Книга: В осколках тумана
Назад: Джулия
Дальше: Марри

Мэри

Через неделю о случившемся рассказали несколько газет и светских журналов, описав пышную свадьбу с побоями и изнасилованием. Благодаря недавно принятому закону об анонимности жертв преступлений на сексуальной почве я могла не опасаться, что в прессе всплывет мое имя. Никто никогда не узнает, кто подал в суд на Дэвида Карлайла, обвинив его в изнасиловании.
Через несколько месяцев, когда суд рассмотрел дело и вынес вердикт, моя история вновь попала на первые полосы.
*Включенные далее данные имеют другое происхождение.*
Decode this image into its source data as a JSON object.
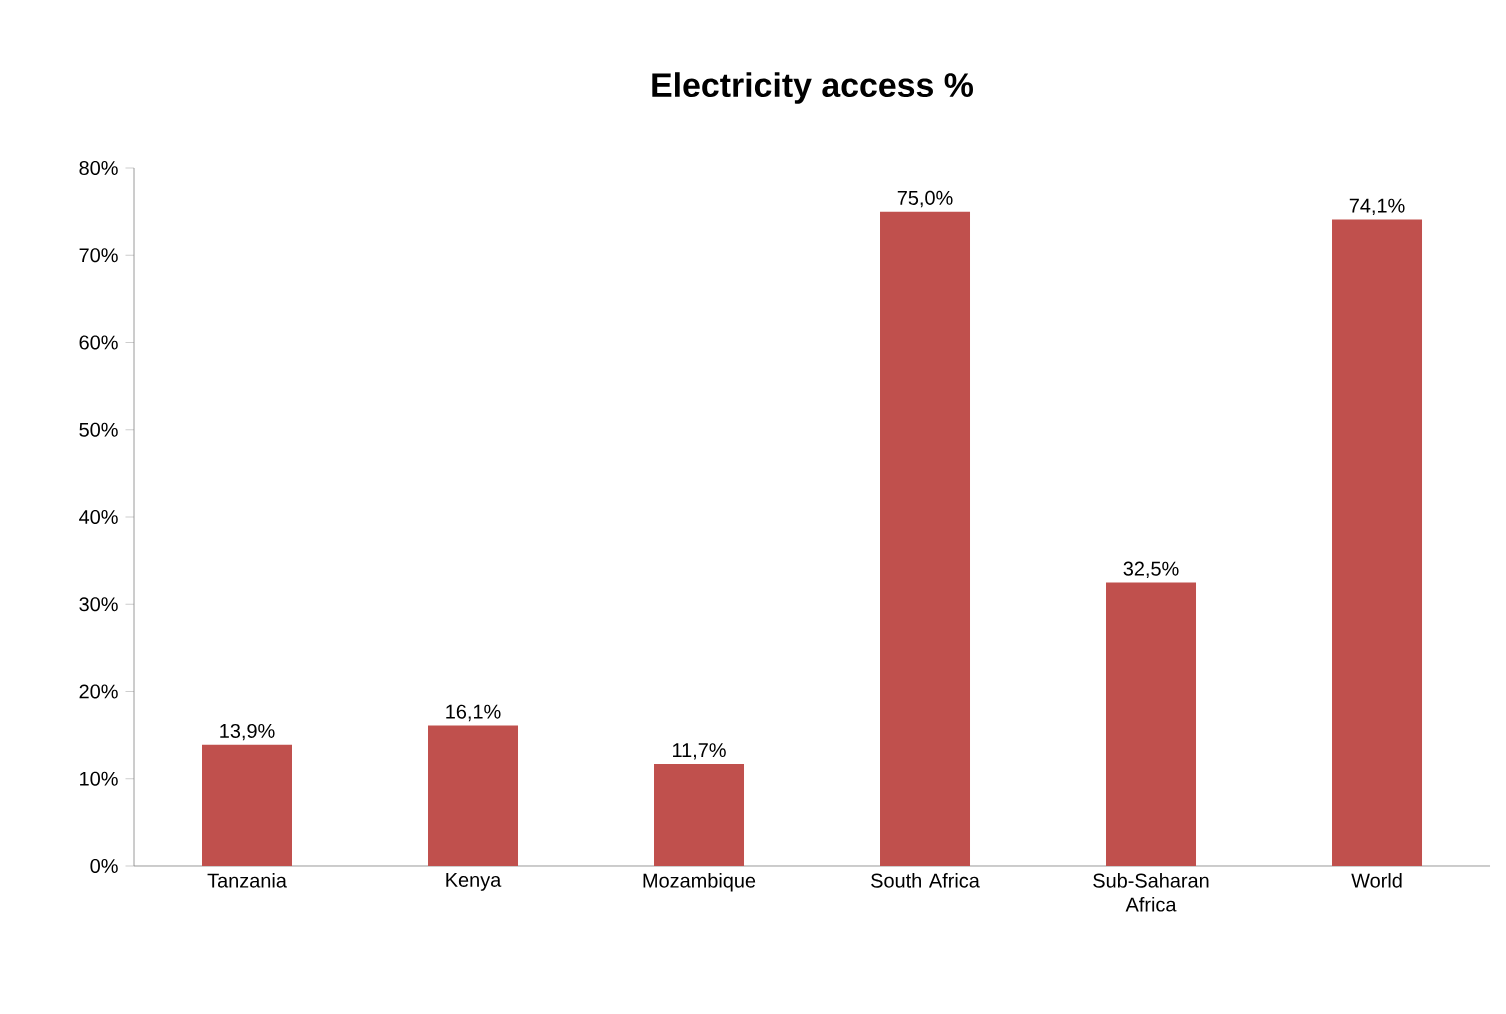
{
  "chart_data": {
    "type": "bar",
    "title": "Electricity access %",
    "categories": [
      "Tanzania",
      "Kenya",
      "Mozambique",
      "South Africa",
      "Sub-Saharan Africa",
      "World"
    ],
    "values": [
      13.9,
      16.1,
      11.7,
      75.0,
      32.5,
      74.1
    ],
    "value_labels": [
      "13,9%",
      "16,1%",
      "11,7%",
      "75,0%",
      "32,5%",
      "74,1%"
    ],
    "color": "#c0504d",
    "ylim": [
      0,
      80
    ],
    "yticks": [
      {
        "value": 0,
        "label": "0%"
      },
      {
        "value": 10,
        "label": "10%"
      },
      {
        "value": 20,
        "label": "20%"
      },
      {
        "value": 30,
        "label": "30%"
      },
      {
        "value": 40,
        "label": "40%"
      },
      {
        "value": 50,
        "label": "50%"
      },
      {
        "value": 60,
        "label": "60%"
      },
      {
        "value": 70,
        "label": "70%"
      },
      {
        "value": 80,
        "label": "80%"
      }
    ],
    "grid": false
  }
}
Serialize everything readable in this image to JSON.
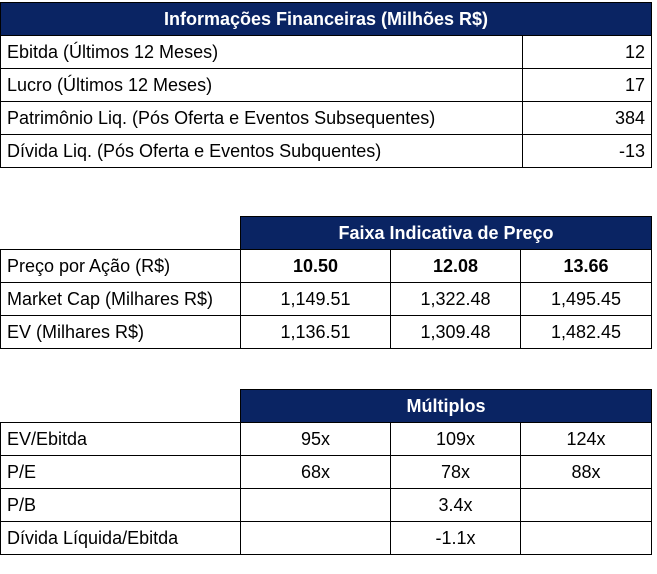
{
  "financial_info": {
    "title": "Informações Financeiras (Milhões R$)",
    "rows": [
      {
        "label": "Ebitda (Últimos 12 Meses)",
        "value": "12"
      },
      {
        "label": "Lucro (Últimos 12 Meses)",
        "value": "17"
      },
      {
        "label": "Patrimônio Liq. (Pós Oferta e Eventos Subsequentes)",
        "value": "384"
      },
      {
        "label": "Dívida Liq. (Pós Oferta e Eventos Subquentes)",
        "value": "-13"
      }
    ]
  },
  "price_range": {
    "title": "Faixa Indicativa de Preço",
    "rows": [
      {
        "label": "Preço por Ação (R$)",
        "values": [
          "10.50",
          "12.08",
          "13.66"
        ]
      },
      {
        "label": "Market Cap (Milhares R$)",
        "values": [
          "1,149.51",
          "1,322.48",
          "1,495.45"
        ]
      },
      {
        "label": "EV (Milhares R$)",
        "values": [
          "1,136.51",
          "1,309.48",
          "1,482.45"
        ]
      }
    ]
  },
  "multiples": {
    "title": "Múltiplos",
    "rows": [
      {
        "label": "EV/Ebitda",
        "values": [
          "95x",
          "109x",
          "124x"
        ]
      },
      {
        "label": "P/E",
        "values": [
          "68x",
          "78x",
          "88x"
        ]
      },
      {
        "label": "P/B",
        "values": [
          "",
          "3.4x",
          ""
        ]
      },
      {
        "label": "Dívida Líquida/Ebitda",
        "values": [
          "",
          "-1.1x",
          ""
        ]
      }
    ]
  },
  "colors": {
    "header_bg": "#0a2463",
    "header_text": "#ffffff"
  }
}
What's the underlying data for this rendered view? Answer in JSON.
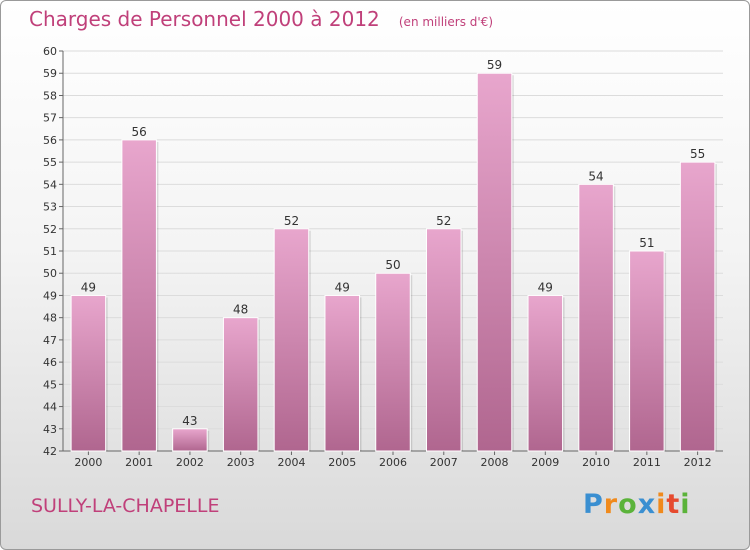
{
  "title": "Charges de Personnel 2000 à 2012",
  "subtitle": "(en milliers d'€)",
  "city": "SULLY-LA-CHAPELLE",
  "logo": {
    "letters": [
      "P",
      "r",
      "o",
      "x",
      "i",
      "t",
      "i"
    ],
    "colors": [
      "#3a8fd1",
      "#f08a1c",
      "#5bb33a",
      "#3a8fd1",
      "#f08a1c",
      "#e64a2e",
      "#5bb33a"
    ]
  },
  "colors": {
    "bar_top": "#e8a6cd",
    "bar_bottom": "#b0668f",
    "title": "#c0407a"
  },
  "chart_data": {
    "type": "bar",
    "categories": [
      "2000",
      "2001",
      "2002",
      "2003",
      "2004",
      "2005",
      "2006",
      "2007",
      "2008",
      "2009",
      "2010",
      "2011",
      "2012"
    ],
    "values": [
      49,
      56,
      43,
      48,
      52,
      49,
      50,
      52,
      59,
      49,
      54,
      51,
      55
    ],
    "ylim": [
      42,
      60
    ],
    "yticks": [
      42,
      43,
      44,
      45,
      46,
      47,
      48,
      49,
      50,
      51,
      52,
      53,
      54,
      55,
      56,
      57,
      58,
      59,
      60
    ],
    "grid": "horizontal",
    "legend": "none"
  }
}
Фотография Дэвида, на лице которого удивление, неверие и раскаяние, появилась во всех газетах страны. В тот день его оправдали.
— Что вы чувствуете в связи с решением присяжных, мистер Карлайл? — Репортер сунул микрофон к губам Дэвида.
Я сидела одна в Нортмире и смотрела вечерние новости.
— Облегчение, — серьезно ответил Дэвид. — Я благодарен за то, что все закончилось и я могу жить дальше.
От тембра его голоса меня била дрожь — та самая дрожь ожидания, которую я ощущала, когда он входил в кафе или хватал меня за запястье и притягивал к себе. Страсть, привычный жар не исчезли. И Дэвид никуда не исчез.
— Вы верили, что вас признают невиновным по всем пунктам?
Пока у него брали интервью, я через заднюю дверь выскользнула из здания суда. Полицейский набросил мне на голову одеяло, чтобы пронырливый репортер не смог меня сфотографировать. Родители сразу увезли меня домой. Безвестность была мне гарантирована. Никто и никогда не узнает имя той, что кричала: «Насильник!» Что надрывалась: «Волк! Волк!» Меня обрекли на жизнь в молчании.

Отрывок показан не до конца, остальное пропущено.